States for phase estimation in quantum interferometry

Ramsey interferometry allows the estimation of the phase $\phi$ of rotation of the pseudospin vector of an ensemble of two-state quantum systems. For $\phi$ small, the noise-to-signal ratio scales as the spin-squeezing parameter $\xi$, with $\xi<1$ possible for an entangled ensemble. However states with minimum $\xi$ are not optimal for single-shot measurements of an arbitrary phase. We define a phase-squeezing parameter, $\zeta$, which is an appropriate figure-of-merit for this case. We show that (unlike the states that minimize $\xi$), the states that minimize $\zeta$ can be created by evolving an unentangled state (coherent spin state) by the well-known 2-axis counter-twisting Hamiltonian.

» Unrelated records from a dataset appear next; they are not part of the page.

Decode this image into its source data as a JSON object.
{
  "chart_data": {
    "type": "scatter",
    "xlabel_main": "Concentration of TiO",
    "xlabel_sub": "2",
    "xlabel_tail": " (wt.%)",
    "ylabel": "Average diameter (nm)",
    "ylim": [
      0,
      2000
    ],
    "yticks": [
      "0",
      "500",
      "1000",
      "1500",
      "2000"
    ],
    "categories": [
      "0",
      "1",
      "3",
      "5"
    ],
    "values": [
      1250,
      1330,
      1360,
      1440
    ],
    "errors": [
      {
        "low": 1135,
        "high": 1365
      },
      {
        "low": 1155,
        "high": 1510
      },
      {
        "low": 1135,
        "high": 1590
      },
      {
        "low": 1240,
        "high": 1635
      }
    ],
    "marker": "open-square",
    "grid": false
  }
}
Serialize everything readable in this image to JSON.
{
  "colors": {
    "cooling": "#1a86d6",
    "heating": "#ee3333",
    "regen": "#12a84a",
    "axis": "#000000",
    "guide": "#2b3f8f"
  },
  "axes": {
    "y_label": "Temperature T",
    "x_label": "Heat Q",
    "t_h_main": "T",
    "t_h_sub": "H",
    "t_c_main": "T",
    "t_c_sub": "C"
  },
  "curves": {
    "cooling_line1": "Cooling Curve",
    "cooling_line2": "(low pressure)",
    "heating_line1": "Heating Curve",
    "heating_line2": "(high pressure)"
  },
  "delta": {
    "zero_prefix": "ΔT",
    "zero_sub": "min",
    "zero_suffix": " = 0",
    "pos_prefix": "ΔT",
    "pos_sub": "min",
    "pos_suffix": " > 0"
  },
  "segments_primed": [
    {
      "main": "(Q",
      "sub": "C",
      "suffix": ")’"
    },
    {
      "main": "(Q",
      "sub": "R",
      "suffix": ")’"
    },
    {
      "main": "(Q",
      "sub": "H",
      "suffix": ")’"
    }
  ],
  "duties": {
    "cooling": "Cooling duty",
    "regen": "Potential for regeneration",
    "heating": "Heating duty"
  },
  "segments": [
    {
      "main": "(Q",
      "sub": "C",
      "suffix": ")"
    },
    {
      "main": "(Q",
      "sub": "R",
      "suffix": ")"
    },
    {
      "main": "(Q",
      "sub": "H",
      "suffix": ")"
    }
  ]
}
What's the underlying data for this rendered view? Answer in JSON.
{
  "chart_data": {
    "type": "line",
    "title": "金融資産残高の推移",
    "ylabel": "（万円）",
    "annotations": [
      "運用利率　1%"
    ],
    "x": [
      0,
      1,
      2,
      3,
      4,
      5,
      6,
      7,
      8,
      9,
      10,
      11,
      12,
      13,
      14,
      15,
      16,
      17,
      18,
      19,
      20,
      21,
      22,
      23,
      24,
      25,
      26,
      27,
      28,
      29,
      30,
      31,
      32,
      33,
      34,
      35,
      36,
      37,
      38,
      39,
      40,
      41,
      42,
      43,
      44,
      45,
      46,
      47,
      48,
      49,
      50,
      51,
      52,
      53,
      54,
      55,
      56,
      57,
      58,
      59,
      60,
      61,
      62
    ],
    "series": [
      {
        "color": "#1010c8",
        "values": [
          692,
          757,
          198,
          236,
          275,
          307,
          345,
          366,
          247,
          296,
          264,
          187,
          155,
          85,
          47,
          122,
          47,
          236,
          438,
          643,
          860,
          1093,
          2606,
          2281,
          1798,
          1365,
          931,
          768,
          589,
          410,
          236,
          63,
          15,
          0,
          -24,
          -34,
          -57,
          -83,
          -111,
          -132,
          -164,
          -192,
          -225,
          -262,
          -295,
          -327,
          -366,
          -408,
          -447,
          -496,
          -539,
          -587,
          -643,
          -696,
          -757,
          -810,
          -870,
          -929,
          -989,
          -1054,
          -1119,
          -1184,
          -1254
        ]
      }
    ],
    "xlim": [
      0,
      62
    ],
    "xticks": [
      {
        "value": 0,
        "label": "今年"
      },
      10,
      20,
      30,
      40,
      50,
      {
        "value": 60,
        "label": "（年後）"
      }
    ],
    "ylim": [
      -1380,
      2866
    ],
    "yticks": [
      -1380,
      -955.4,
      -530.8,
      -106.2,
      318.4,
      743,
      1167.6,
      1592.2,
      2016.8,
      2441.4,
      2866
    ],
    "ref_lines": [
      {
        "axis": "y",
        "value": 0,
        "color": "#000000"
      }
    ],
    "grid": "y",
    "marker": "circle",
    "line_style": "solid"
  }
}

We analyse these and other states (for example the maximally entangled state, analogous to the optical "NOON" state $|\psi> = (|N,0>+|0,N>)/\sqrt{2}$) using several different properties, including $\xi$, $\zeta$, the coefficients in the pseudo angular momentum basis (in the three primary directions) and the angular Wigner function $W(\theta,\phi)$. Finally we discuss the experimental options for creating phase squeezed states and doing single-shot phase estimation.